Located in the Part Alta of Tarragona, Casa Canals looks rather unassuming from the outside. Yet the interior reveals an understated old world opulence made of chandeliers and eighteen century furniture. It’s very tempting to make your self comfortable and read the Sunday papers (and smoke a cigar).
And here comes a bit of history curtesy of the Museu d’Historis de Tarragona information sheet: “… The first reference to the Canals family as owners of the property is related to the reforms carried out in the houses 1 to 11 in Granada Street in order to put up King Charles IV, his wife Maria Lluisa and his court from the 11th to the 15th of November 1802, for the inauguration of the port of Tarragona. The east wall of the house opens up to the Roman Wall and from the balconies the monarchy enjoyed the fantastic sea views and the festivities carried out in their honor.

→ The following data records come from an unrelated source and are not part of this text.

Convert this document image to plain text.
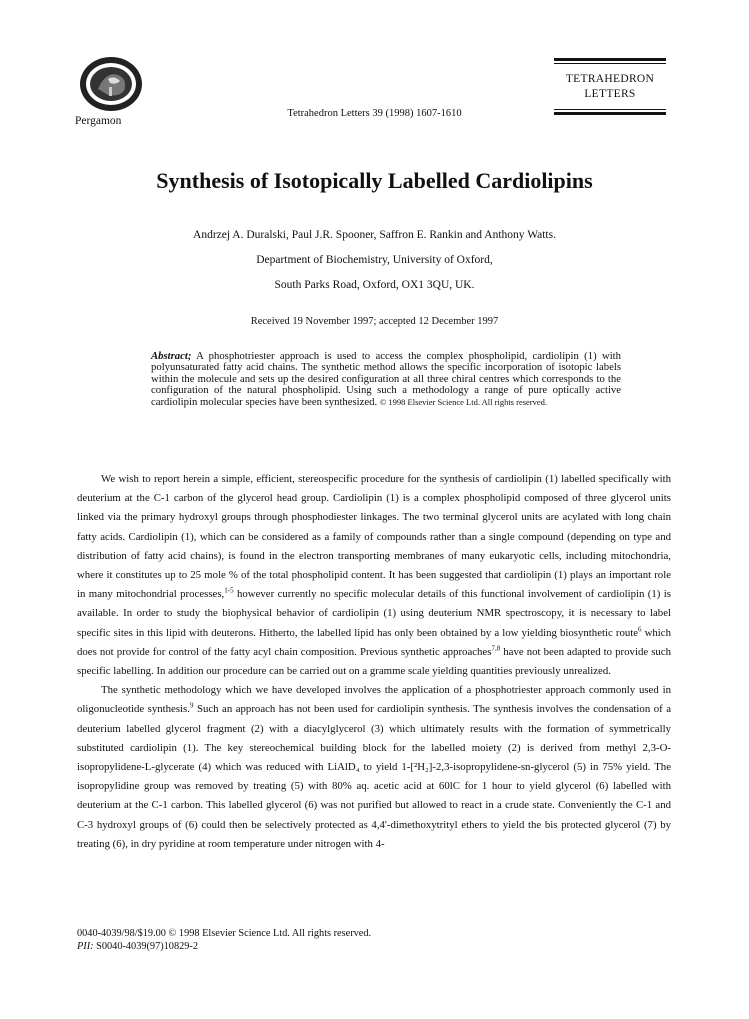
Pergamon
Tetrahedron Letters 39 (1998) 1607-1610
TETRAHEDRON
LETTERS
Synthesis of Isotopically Labelled Cardiolipins
Andrzej A. Duralski, Paul J.R. Spooner, Saffron E. Rankin and Anthony Watts.
Department of Biochemistry, University of Oxford,
South Parks Road, Oxford, OX1 3QU, UK.
Received 19 November 1997; accepted 12 December 1997
Abstract; A phosphotriester approach is used to access the complex phospholipid, cardiolipin (1) with polyunsaturated fatty acid chains. The synthetic method allows the specific incorporation of isotopic labels within the molecule and sets up the desired configuration at all three chiral centres which corresponds to the configuration of the natural phospholipid. Using such a methodology a range of pure optically active cardiolipin molecular species have been synthesized. © 1998 Elsevier Science Ltd. All rights reserved.

We wish to report herein a simple, efficient, stereospecific procedure for the synthesis of cardiolipin (1) labelled specifically with deuterium at the C-1 carbon of the glycerol head group. Cardiolipin (1) is a complex phospholipid composed of three glycerol units linked via the primary hydroxyl groups through phosphodiester linkages. The two terminal glycerol units are acylated with long chain fatty acids. Cardiolipin (1), which can be considered as a family of compounds rather than a single compound (depending on type and distribution of fatty acid chains), is found in the electron transporting membranes of many eukaryotic cells, including mitochondria, where it constitutes up to 25 mole % of the total phospholipid content. It has been suggested that cardiolipin (1) plays an important role in many mitochondrial processes,$^{1-5}$ however currently no specific molecular details of this functional involvement of cardiolipin (1) is available. In order to study the biophysical behavior of cardiolipin (1) using deuterium NMR spectroscopy, it is necessary to label specific sites in this lipid with deuterons. Hitherto, the labelled lipid has only been obtained by a low yielding biosynthetic route$^6$ which does not provide for control of the fatty acyl chain composition. Previous synthetic approaches$^{7,8}$ have not been adapted to provide such specific labelling. In addition our procedure can be carried out on a gramme scale yielding quantities previously unrealized.

The synthetic methodology which we have developed involves the application of a phosphotriester approach commonly used in oligonucleotide synthesis.$^9$ Such an approach has not been used for cardiolipin synthesis. The synthesis involves the condensation of a deuterium labelled glycerol fragment (2) with a diacylglycerol (3) which ultimately results with the formation of symmetrically substituted cardiolipin (1). The key stereochemical building block for the labelled moiety (2) is derived from methyl 2,3-O-isopropylidene-L-glycerate (4) which was reduced with LiAlD₄ to yield 1-[²H₂]-2,3-isopropylidene-sn-glycerol (5) in 75% yield. The isopropylidine group was removed by treating (5) with 80% aq. acetic acid at 60lC for 1 hour to yield glycerol (6) labelled with deuterium at the C-1 carbon. This labelled glycerol (6) was not purified but allowed to react in a crude state. Conveniently the C-1 and C-3 hydroxyl groups of (6) could then be selectively protected as 4,4'-dimethoxytrityl ethers to yield the bis protected glycerol (7) by treating (6), in dry pyridine at room temperature under nitrogen with 4-

0040-4039/98/$19.00 © 1998 Elsevier Science Ltd. All rights reserved.
PII: S0040-4039(97)10829-2
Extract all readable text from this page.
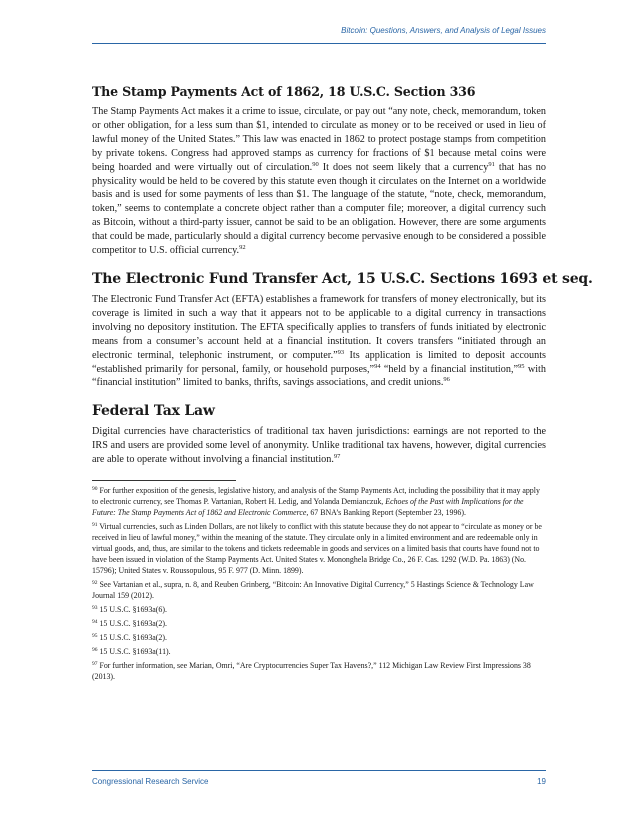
Bitcoin: Questions, Answers, and Analysis of Legal Issues
The Stamp Payments Act of 1862, 18 U.S.C. Section 336

The Stamp Payments Act makes it a crime to issue, circulate, or pay out “any note, check, memorandum, token or other obligation, for a less sum than $1, intended to circulate as money or to be received or used in lieu of lawful money of the United States.” This law was enacted in 1862 to protect postage stamps from competition by private tokens. Congress had approved stamps as currency for fractions of $1 because metal coins were being hoarded and were virtually out of circulation.$^{90}$ It does not seem likely that a currency$^{91}$ that has no physicality would be held to be covered by this statute even though it circulates on the Internet on a worldwide basis and is used for some payments of less than $1. The language of the statute, “note, check, memorandum, token,” seems to contemplate a concrete object rather than a computer file; moreover, a digital currency such as Bitcoin, without a third-party issuer, cannot be said to be an obligation. However, there are some arguments that could be made, particularly should a digital currency become pervasive enough to be considered a possible competitor to U.S. official currency.$^{92}$

The Electronic Fund Transfer Act, 15 U.S.C. Sections 1693 et seq.

The Electronic Fund Transfer Act (EFTA) establishes a framework for transfers of money electronically, but its coverage is limited in such a way that it appears not to be applicable to a digital currency in transactions involving no depository institution. The EFTA specifically applies to transfers of funds initiated by electronic means from a consumer’s account held at a financial institution. It covers transfers “initiated through an electronic terminal, telephonic instrument, or computer.”$^{93}$ Its application is limited to deposit accounts “established primarily for personal, family, or household purposes,”$^{94}$ “held by a financial institution,”$^{95}$ with “financial institution” limited to banks, thrifts, savings associations, and credit unions.$^{96}$

Federal Tax Law

Digital currencies have characteristics of traditional tax haven jurisdictions: earnings are not reported to the IRS and users are provided some level of anonymity. Unlike traditional tax havens, however, digital currencies are able to operate without involving a financial institution.$^{97}$

$^{90}$ For further exposition of the genesis, legislative history, and analysis of the Stamp Payments Act, including the possibility that it may apply to electronic currency, see Thomas P. Vartanian, Robert H. Ledig, and Yolanda Demianczuk, Echoes of the Past with Implications for the Future: The Stamp Payments Act of 1862 and Electronic Commerce, 67 BNA’s Banking Report (September 23, 1996).

$^{91}$ Virtual currencies, such as Linden Dollars, are not likely to conflict with this statute because they do not appear to “circulate as money or be received in lieu of lawful money,” within the meaning of the statute. They circulate only in a limited environment and are redeemable only in virtual goods, and, thus, are similar to the tokens and tickets redeemable in goods and services on a limited basis that courts have found not to have been issued in violation of the Stamp Payments Act. United States v. Mononghela Bridge Co., 26 F. Cas. 1292 (W.D. Pa. 1863) (No. 15796); United States v. Roussopulous, 95 F. 977 (D. Minn. 1899).

$^{92}$ See Vartanian et al., supra, n. 8, and Reuben Grinberg, “Bitcoin: An Innovative Digital Currency,” 5 Hastings Science & Technology Law Journal 159 (2012).

$^{93}$ 15 U.S.C. §1693a(6).

$^{94}$ 15 U.S.C. §1693a(2).

$^{95}$ 15 U.S.C. §1693a(2).

$^{96}$ 15 U.S.C. §1693a(11).

$^{97}$ For further information, see Marian, Omri, “Are Cryptocurrencies Super Tax Havens?,” 112 Michigan Law Review First Impressions 38 (2013).

Congressional Research Service	19
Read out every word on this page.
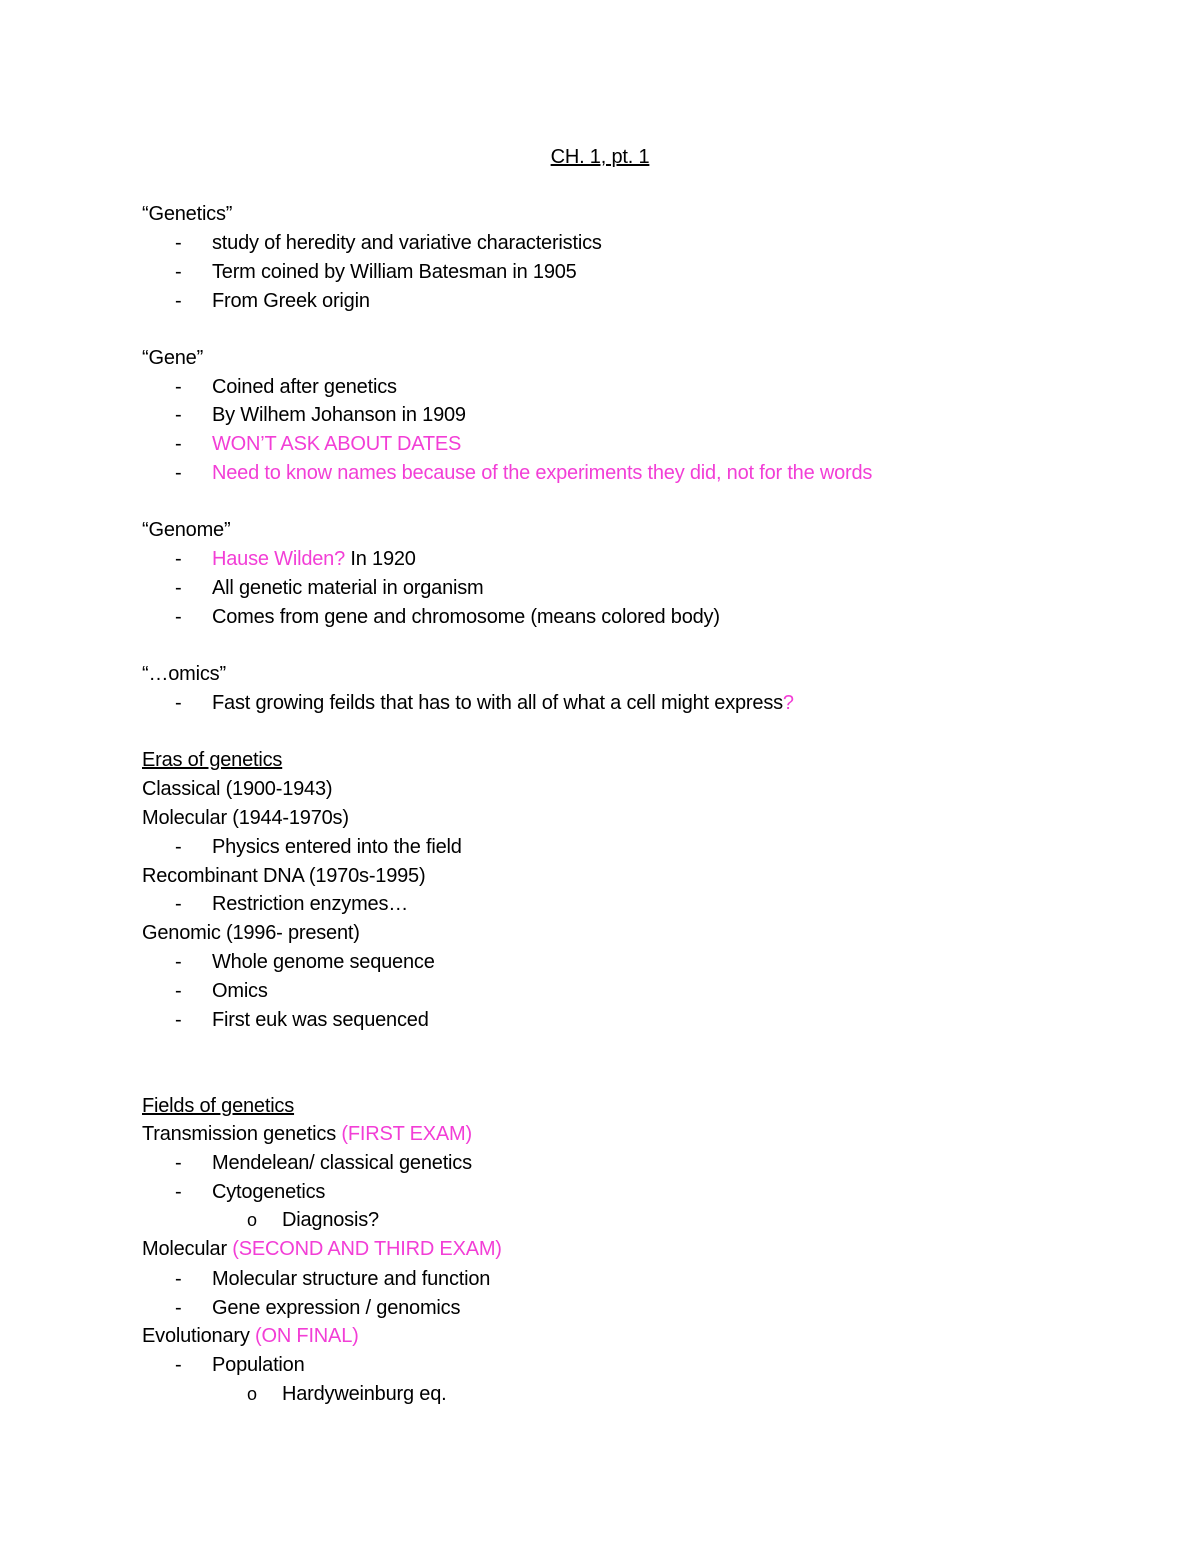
CH. 1, pt. 1
“Genetics”
- study of heredity and variative characteristics
- Term coined by William Batesman in 1905
- From Greek origin
“Gene”
- Coined after genetics
- By Wilhem Johanson in 1909
- WON’T ASK ABOUT DATES
- Need to know names because of the experiments they did, not for the words
“Genome”
- Hause Wilden? In 1920
- All genetic material in organism
- Comes from gene and chromosome (means colored body)
“…omics”
- Fast growing feilds that has to with all of what a cell might express?
Eras of genetics
Classical (1900-1943)
Molecular (1944-1970s)
- Physics entered into the field
Recombinant DNA (1970s-1995)
- Restriction enzymes…
Genomic (1996- present)
- Whole genome sequence
- Omics
- First euk was sequenced
Fields of genetics
Transmission genetics (FIRST EXAM)
- Mendelean/ classical genetics
- Cytogenetics
o Diagnosis?
Molecular (SECOND AND THIRD EXAM)
- Molecular structure and function
- Gene expression / genomics
Evolutionary (ON FINAL)
- Population
o Hardyweinburg eq.
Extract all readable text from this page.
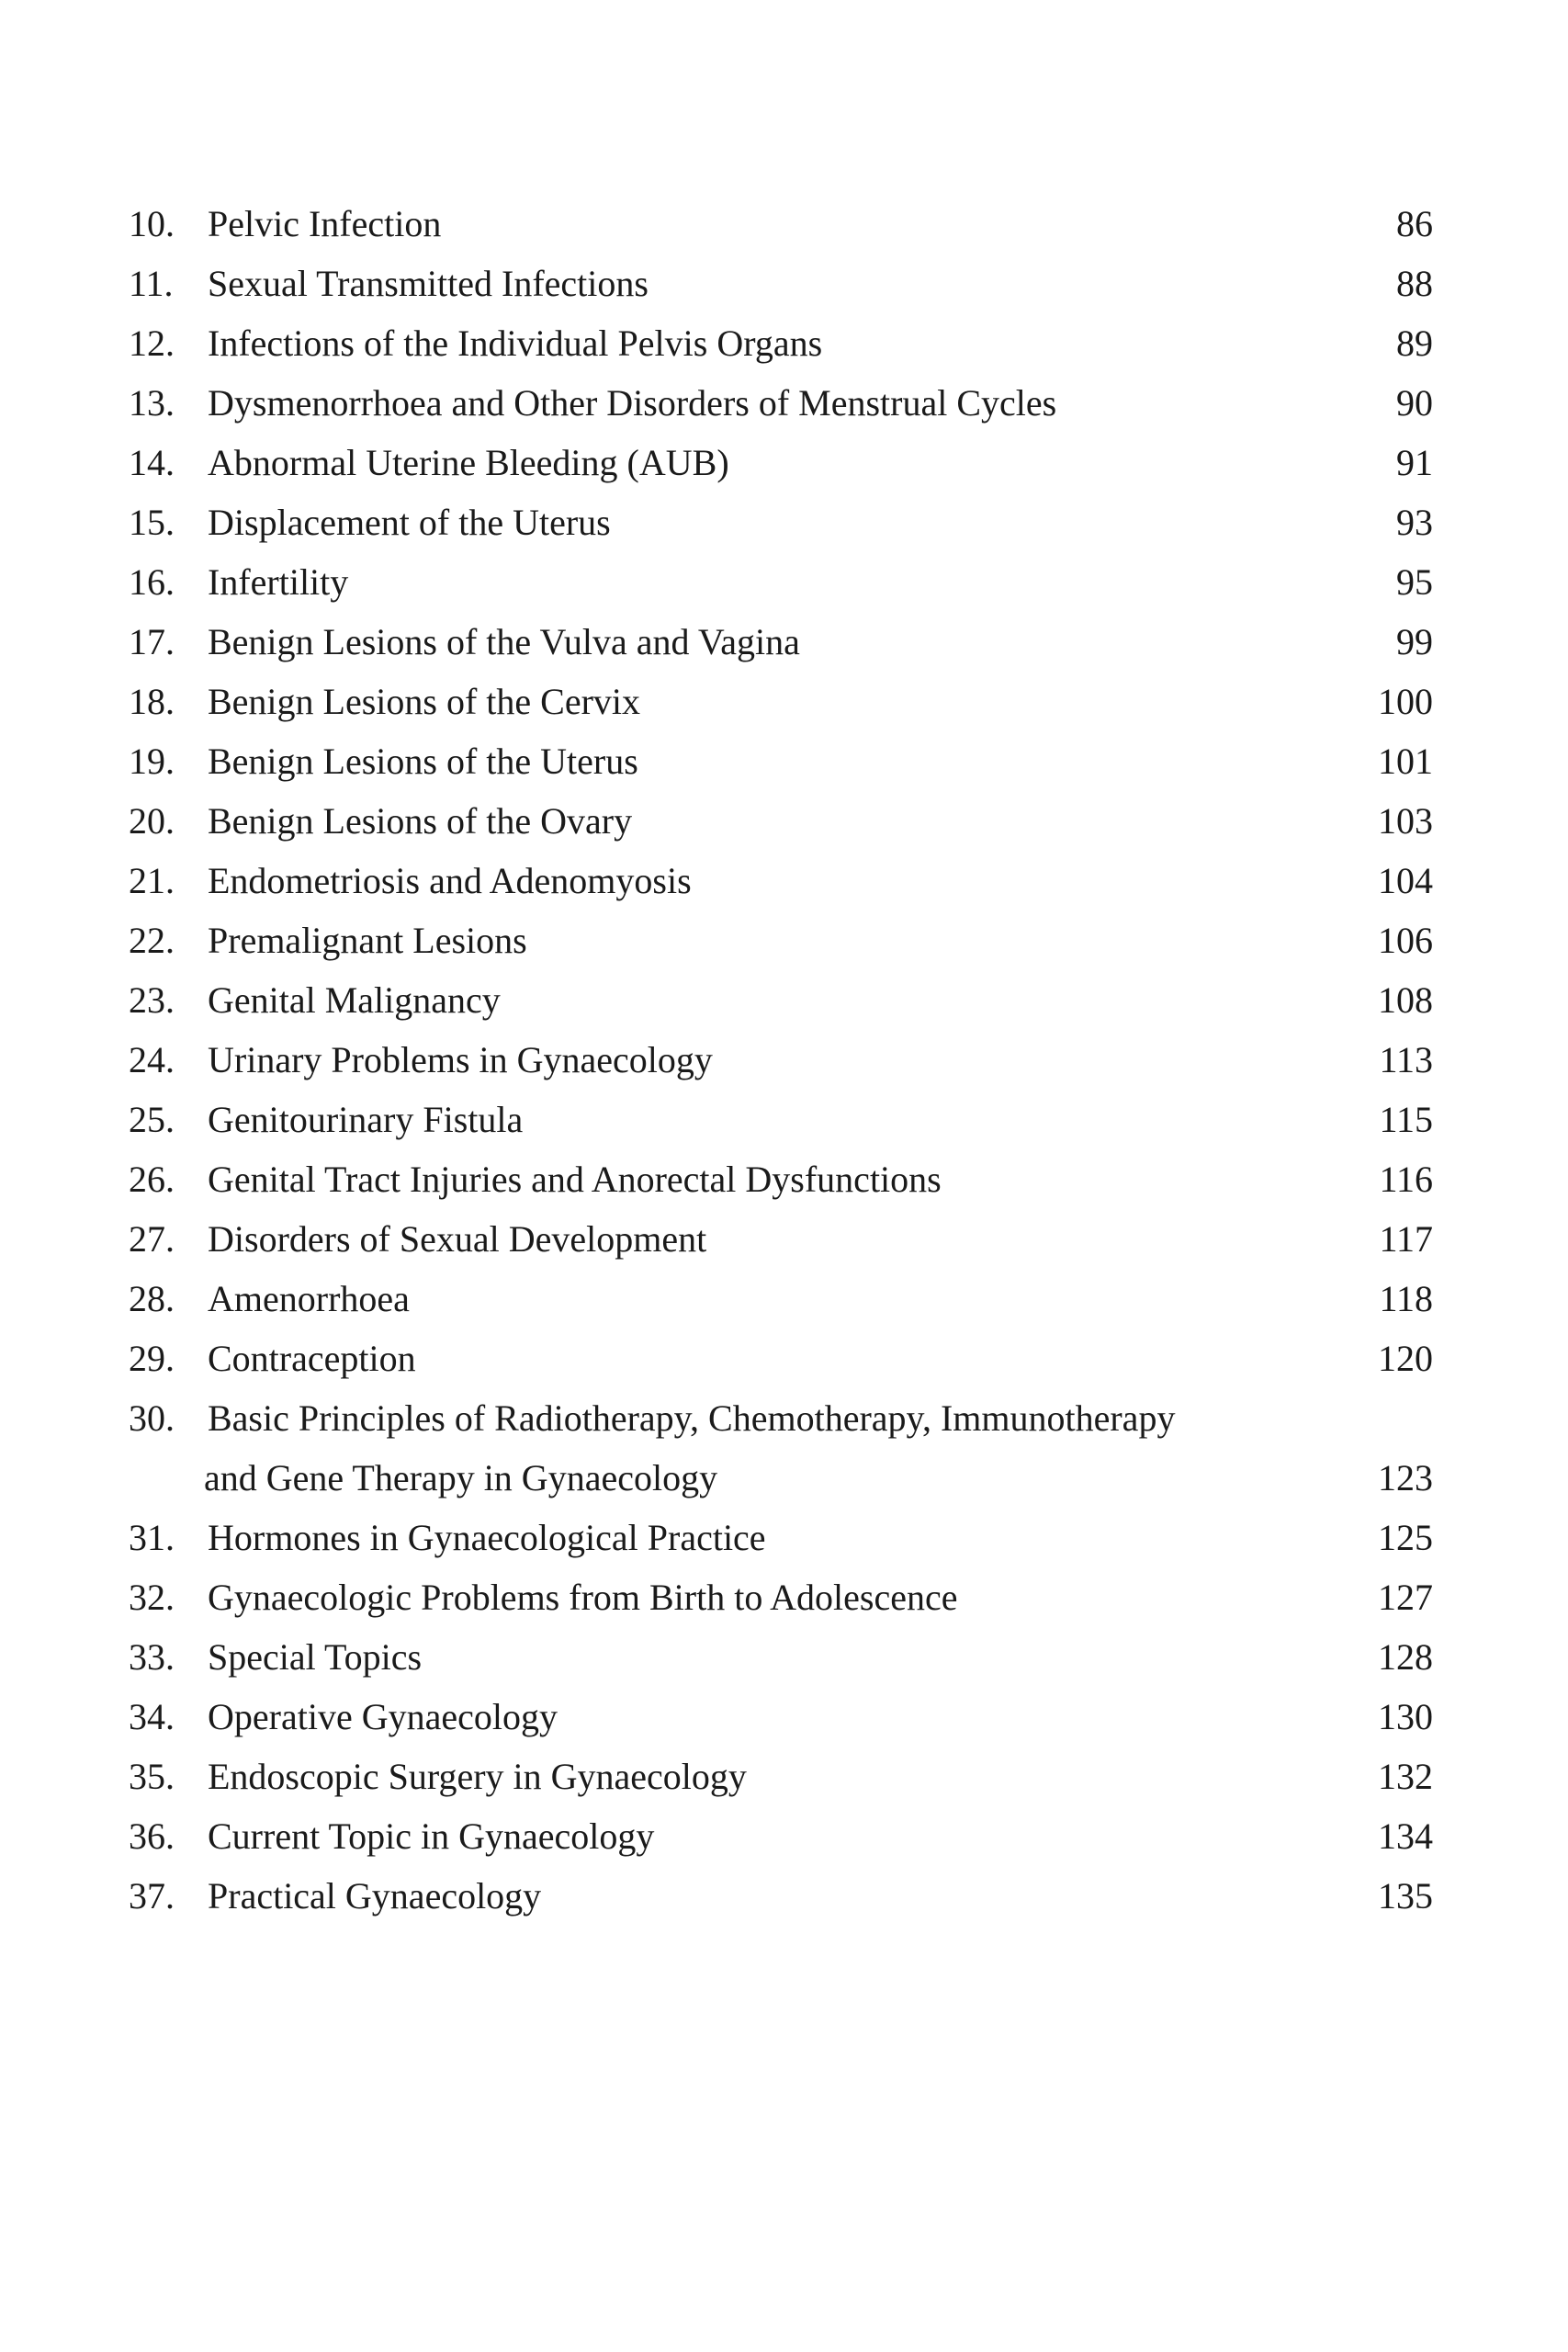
10. Pelvic Infection	86
11. Sexual Transmitted Infections	88
12. Infections of the Individual Pelvis Organs	89
13. Dysmenorrhoea and Other Disorders of Menstrual Cycles	90
14. Abnormal Uterine Bleeding (AUB)	91
15. Displacement of the Uterus	93
16. Infertility	95
17. Benign Lesions of the Vulva and Vagina	99
18. Benign Lesions of the Cervix	100
19. Benign Lesions of the Uterus	101
20. Benign Lesions of the Ovary	103
21. Endometriosis and Adenomyosis	104
22. Premalignant Lesions	106
23. Genital Malignancy	108
24. Urinary Problems in Gynaecology	113
25. Genitourinary Fistula	115
26. Genital Tract Injuries and Anorectal Dysfunctions	116
27. Disorders of Sexual Development	117
28. Amenorrhoea	118
29. Contraception	120
30. Basic Principles of Radiotherapy, Chemotherapy, Immunotherapy
and Gene Therapy in Gynaecology	123
31. Hormones in Gynaecological Practice	125
32. Gynaecologic Problems from Birth to Adolescence	127
33. Special Topics	128
34. Operative Gynaecology	130
35. Endoscopic Surgery in Gynaecology	132
36. Current Topic in Gynaecology	134
37. Practical Gynaecology	135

The Canals, originally from Reus, had noble titles and got related through marriage to other distinguished families in the city, like Joaquim Canals, married to M. Antonia de Castellarnau in 1852. The building was at its maximum splendor at this time and most of the furniture dates back to this period. The ballrooms has neo-classical decoration on the walls and ceiling. It is worth pointing out the mirrors and Elizabethan pews, as well as the three chandeliers from the mid XIX century.
The extremes of the lounge are dominated by a painting of M. Antonia de Castellarnau and another one of Joaquim Canals. The family oratory is covered by a cupola and is decorated with family shields and the Maltese Cross as Joaquim Canals was a King of the Order of Saint John of Jerusalem. The bedrooms have an antechamber and an alcove, separated by neoclassical style arcs. The furniture that can be seen in the bedrooms, living rooms and dining room date back to between teh XVII and XX centuries with example of neo baroque, Louis XV neoclassic, Alfonse or Elizabethan styles. The romantic garden with its rock fountain is not near the street, it is on the noble floor.
The house was used by the Canals family up the last third of the XX century. In 1992 it was aquired by the Catalan Government which finally gave it over to Tarragona City Council; it was opened up as a museum in 2006….”
In complete contrast to the classic opulence the upper floor of the house has been converted to a gallery and conference room.
While I was there waiting for a rain to pass I viewed the fascinating fotographic exhibition by Jorge Ribalta about the deconstruction of Poblenou in Barcelona.
In collision with the noble history of the house here was the history of people and derelict factories and the advance of unsympathetic town planners and developers deaf to memories.
A great contrast which generated a far more lingering memory of Casa Canals than chandeliers, mirrors and Luis XV chairs in their mothballed glossy environment.